« Jeff ! Jeff ! » ! La tempe en sang, un homme hagard hurle dans la nuit ce prénom en déambulant parmi les brancards chargés de blessés, les camions de pompiers et ambulances du Samu. Extrait de l’enfer, Seb cherche son copain au milieu du chaos, devant le Bataclan à Paris (XIe), ce 13 novembre 2015. Dans une cour transformée en poste médical avancé, Marie, elle, répète inlassablement : « Quelqu’un a un téléphone ? C’est pour appeler mon mari, parce qu’il est encore là-bas ».

Là-bas, c’est la salle de spectacles où la tuerie vient d’avoir lieu. Et, au premier étage, ce couloir étroit où 11 spectateurs du concert des Eagles of Death Metal ont été retenus deux heures vingt en otages par deux des terroristes, avant d’être sauvés lors de l’assaut de la BRI (Brigade de recherche et d’intervention).

Se sauver les uns les autres

Sept de ces rescapés ― Marie, son époux Arnaud, Sébastien, Caroline, Gregory, David et Stéphane ― ont souhaité se retrouver, se surnommant « Les potages » (contraction de potes et otages). D’horizons différents, ces fans de rock ont continué à se voir dans un café pour exprimer leur ressenti, leurs failles, chanter, rire, se sauver les uns les autres.

C’est leur histoire que relate la nouvelle série « Des vivants », signée Jean-Xavier de Lestrade, dont les huit épisodes sont mis en ligne sur la plate-forme gratuite France.tv ce lundi 27 octobre avant leur diffusion à partir du 3 novembre en trois soirées sur France 2.

Avec délicatesse, le réalisateur rompu à l’adaptation de faits divers (« Sambre », « Laetitia ») place l’humain au-dessus de tout pour retracer le parcours de chacun des « potages » jusqu’au procès en septembre 2021.

PODCAST. 13 Novembre (Partie 9) : David, otage du Bataclan, raconte un procès « réparateur »

Comment se réparer après un tel traumatisme ? Se renfermer dans sa douleur et sa culpabilité d’être en vie là où 90 personnes sont mortes ou l’extérioriser ? Avancer ou sombrer puis rebondir ? S’isoler ou fraterniser, par exemple avec leurs sauveurs de la BRI ? Autant de questions posées par cette fiction sur un fil, entre noirceur et lumière, où la force du groupe est mise en exergue.

Chronique d’une survie tout en sensibilité

Outre les flash-back au Bataclan, qui plongent d’entrée dans l’indicible, les différents volets vous cueillent souvent là où vous vous y attendez le moins. C’est l’image de Stéphane marchant seul, avec sa couverture de survie, pour rentrer chez lui au petit matin du lendemain des attaques, ce sont ces paroles glaçantes d’un père reprochant à son fils de ressasser ( « Reprends toi mon vieux, tout ce déballage, c’est gênant »), les mots d’une fillette (« Vous parlez encore du Bataclan ? »), ceux plus crus balancés à des amis qui partent (« Ça s’arrête vite la compassion. C’est de la merde »), le déni de cette maman qui finit par s’écrouler dans la rue…
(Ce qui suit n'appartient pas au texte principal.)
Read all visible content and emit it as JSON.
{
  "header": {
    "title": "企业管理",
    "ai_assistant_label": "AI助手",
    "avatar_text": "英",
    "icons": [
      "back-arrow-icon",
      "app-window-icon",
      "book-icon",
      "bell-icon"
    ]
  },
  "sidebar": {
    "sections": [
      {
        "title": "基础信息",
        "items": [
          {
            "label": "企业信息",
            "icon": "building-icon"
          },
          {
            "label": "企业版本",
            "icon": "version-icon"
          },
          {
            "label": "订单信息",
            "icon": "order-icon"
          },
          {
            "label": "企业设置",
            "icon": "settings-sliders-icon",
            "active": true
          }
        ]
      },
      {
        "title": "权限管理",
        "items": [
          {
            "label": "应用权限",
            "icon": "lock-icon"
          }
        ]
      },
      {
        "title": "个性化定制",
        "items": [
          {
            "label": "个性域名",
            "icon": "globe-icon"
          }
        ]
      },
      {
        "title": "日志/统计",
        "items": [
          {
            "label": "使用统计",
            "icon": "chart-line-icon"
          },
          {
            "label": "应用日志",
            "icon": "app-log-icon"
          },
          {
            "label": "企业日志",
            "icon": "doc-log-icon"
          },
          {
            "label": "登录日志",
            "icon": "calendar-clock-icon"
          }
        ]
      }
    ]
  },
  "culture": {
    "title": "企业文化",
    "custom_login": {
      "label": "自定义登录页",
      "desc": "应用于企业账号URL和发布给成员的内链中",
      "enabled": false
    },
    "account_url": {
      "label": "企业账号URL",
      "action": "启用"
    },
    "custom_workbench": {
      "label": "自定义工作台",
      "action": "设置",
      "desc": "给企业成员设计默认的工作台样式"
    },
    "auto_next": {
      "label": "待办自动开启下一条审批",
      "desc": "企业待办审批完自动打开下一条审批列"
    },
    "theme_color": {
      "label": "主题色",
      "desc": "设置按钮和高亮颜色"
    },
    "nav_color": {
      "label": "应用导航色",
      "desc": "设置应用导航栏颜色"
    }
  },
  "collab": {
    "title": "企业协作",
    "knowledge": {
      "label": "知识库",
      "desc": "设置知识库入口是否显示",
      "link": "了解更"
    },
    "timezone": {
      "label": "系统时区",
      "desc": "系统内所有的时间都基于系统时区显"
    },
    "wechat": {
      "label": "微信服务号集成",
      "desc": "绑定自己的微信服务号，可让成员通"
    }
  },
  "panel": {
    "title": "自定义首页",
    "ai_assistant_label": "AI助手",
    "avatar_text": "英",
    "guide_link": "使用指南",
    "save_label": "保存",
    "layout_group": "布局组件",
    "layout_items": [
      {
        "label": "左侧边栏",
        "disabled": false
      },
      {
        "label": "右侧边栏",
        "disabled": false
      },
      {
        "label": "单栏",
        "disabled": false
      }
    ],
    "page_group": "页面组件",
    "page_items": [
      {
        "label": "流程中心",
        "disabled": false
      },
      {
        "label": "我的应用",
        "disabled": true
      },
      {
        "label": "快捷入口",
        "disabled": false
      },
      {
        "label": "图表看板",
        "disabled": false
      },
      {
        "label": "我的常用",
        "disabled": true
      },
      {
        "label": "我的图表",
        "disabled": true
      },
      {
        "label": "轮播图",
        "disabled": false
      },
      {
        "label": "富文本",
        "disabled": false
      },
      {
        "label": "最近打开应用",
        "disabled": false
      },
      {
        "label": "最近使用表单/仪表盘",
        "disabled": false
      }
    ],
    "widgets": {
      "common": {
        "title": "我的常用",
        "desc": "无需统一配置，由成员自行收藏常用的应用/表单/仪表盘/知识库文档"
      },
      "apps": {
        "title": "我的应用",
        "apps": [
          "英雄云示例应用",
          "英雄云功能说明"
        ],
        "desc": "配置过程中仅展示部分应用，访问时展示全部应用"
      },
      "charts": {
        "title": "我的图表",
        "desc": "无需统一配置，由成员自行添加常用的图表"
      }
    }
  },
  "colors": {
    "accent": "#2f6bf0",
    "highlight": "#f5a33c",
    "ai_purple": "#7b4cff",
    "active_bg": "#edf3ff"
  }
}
Les bas, avec les répercussions sur les proches et la vie amoureuse, les cicatrices d’éclats de fer gravées dans le dos (après l’explosion d’un terroriste). Les hauts aussi, au fil des retrouvailles avec les policiers, des séances chez la psy où tout se dit vraiment, des rapprochements heureux, des regards, des sourires et des chansons qui réchauffent…

Écrite à partir du récit des vrais « potages » et portée par des comédiens remarquables (Alix Poisson, Benjamin Lavernhe, Anne Steffens, Félix Moati, Antoine Reinartz, Cédric Eeckhout et Thomas Goldberg), cette chronique d’une survie tout en sensibilité passe sans cesse de l’intime au collectif. Sans verser dans le trash, elle bouscule, révèle, convoque les souvenirs pour ne pas oublier et partager. Parce qu’ensemble, il y a toujours de l’espoir.

La note de la rédaction :

« Des vivants », série française de Jean-Xavier de Lestrade (2025) avec Alix Poisson, Benjamin Lavernhe, Anne Steffens, Félix Moati, Antoine Reinartz, Cédric Eeckhout, Thomas Goldberg. Huit épisodes de 48 minutes à 1h10.